Thursday, March 11, 2010

Paul Ryan's Budget is Pretty Much a Catastrophe on Every Level

TPM looks deeper into the details of Rep. Paul Ryan's budget and finds yet another reason the GOP has been avoiding it like the plague: it actually increases the deficit:
[The Tax Policy Center] estimates that even with its middle-class tax increases, the plan would reduce federal revenues to 16 percent of GDP in 2014. Because the tax cuts for the wealthy would dwarf the tax increases for the middle class, the Ryan plan would allow the federal debt to continue growing for a number of decades to come, despite its steep cuts in Medicare, Medicaid, and Social Security.
So to recap: the brilliant Republican plan to end the deficit slashes social programs like Social Security and Medicare, increases taxes on the middle class and yet somehow still increases the size of the deficit.

Bravo!

MORE: Yglesias has more:

[T]he plan would also likely destroy the private health insurance system in the United States by eliminating the tax preference for employer-provided health insurance plans.

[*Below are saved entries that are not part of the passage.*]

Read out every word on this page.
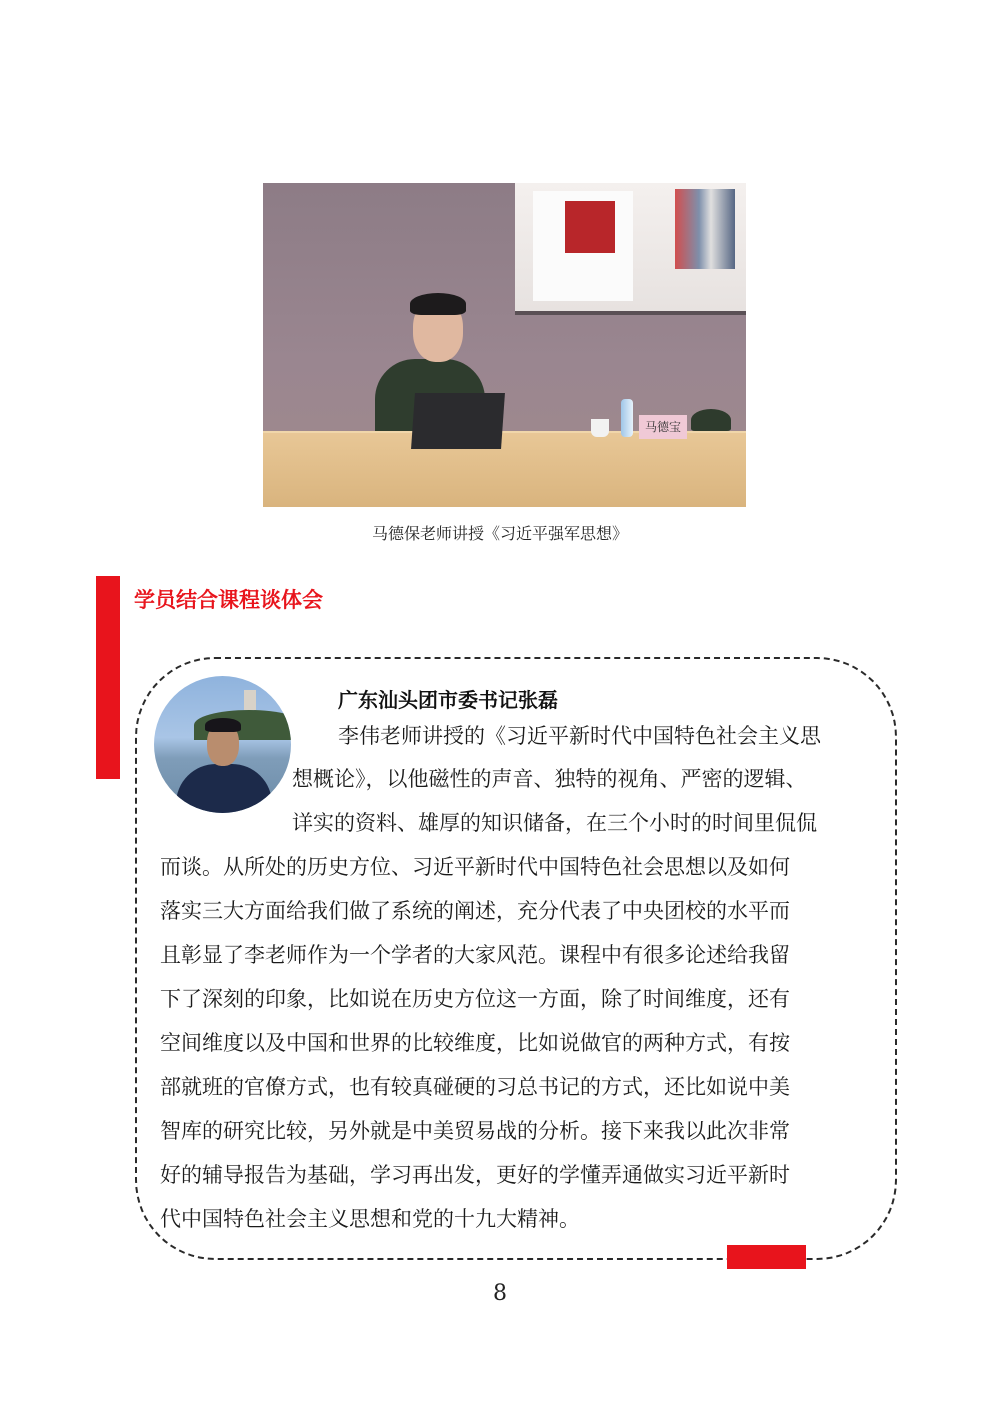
马德宝
马德保老师讲授《习近平强军思想》
学员结合课程谈体会
广东汕头团市委书记张磊
李伟老师讲授的《习近平新时代中国特色社会主义思
想概论》，以他磁性的声音、独特的视角、严密的逻辑、
详实的资料、雄厚的知识储备，在三个小时的时间里侃侃
而谈。从所处的历史方位、习近平新时代中国特色社会思想以及如何
落实三大方面给我们做了系统的阐述，充分代表了中央团校的水平而
且彰显了李老师作为一个学者的大家风范。课程中有很多论述给我留
下了深刻的印象，比如说在历史方位这一方面，除了时间维度，还有
空间维度以及中国和世界的比较维度，比如说做官的两种方式，有按
部就班的官僚方式，也有较真碰硬的习总书记的方式，还比如说中美
智库的研究比较，另外就是中美贸易战的分析。接下来我以此次非常
好的辅导报告为基础，学习再出发，更好的学懂弄通做实习近平新时
代中国特色社会主义思想和党的十九大精神。
8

This tax preference is not very good public policy, but it’s a hidden government intervention that’s critical to making our “private” insurance system work, insofar as it works at all. Without it, absolutely everybody is going to wind up on a totally dysfunctional individual market. For rich people, who’ll be getting a giant tax cut, this is fine since just paying out of pocket will be a small price to pay for Ryan’s massive enrich-the-rich tax policy. For everyone else it’s a problem.

1 comment:

Anonymous said...

Paul Ryan's a joke. No one should treat him as anything more than that.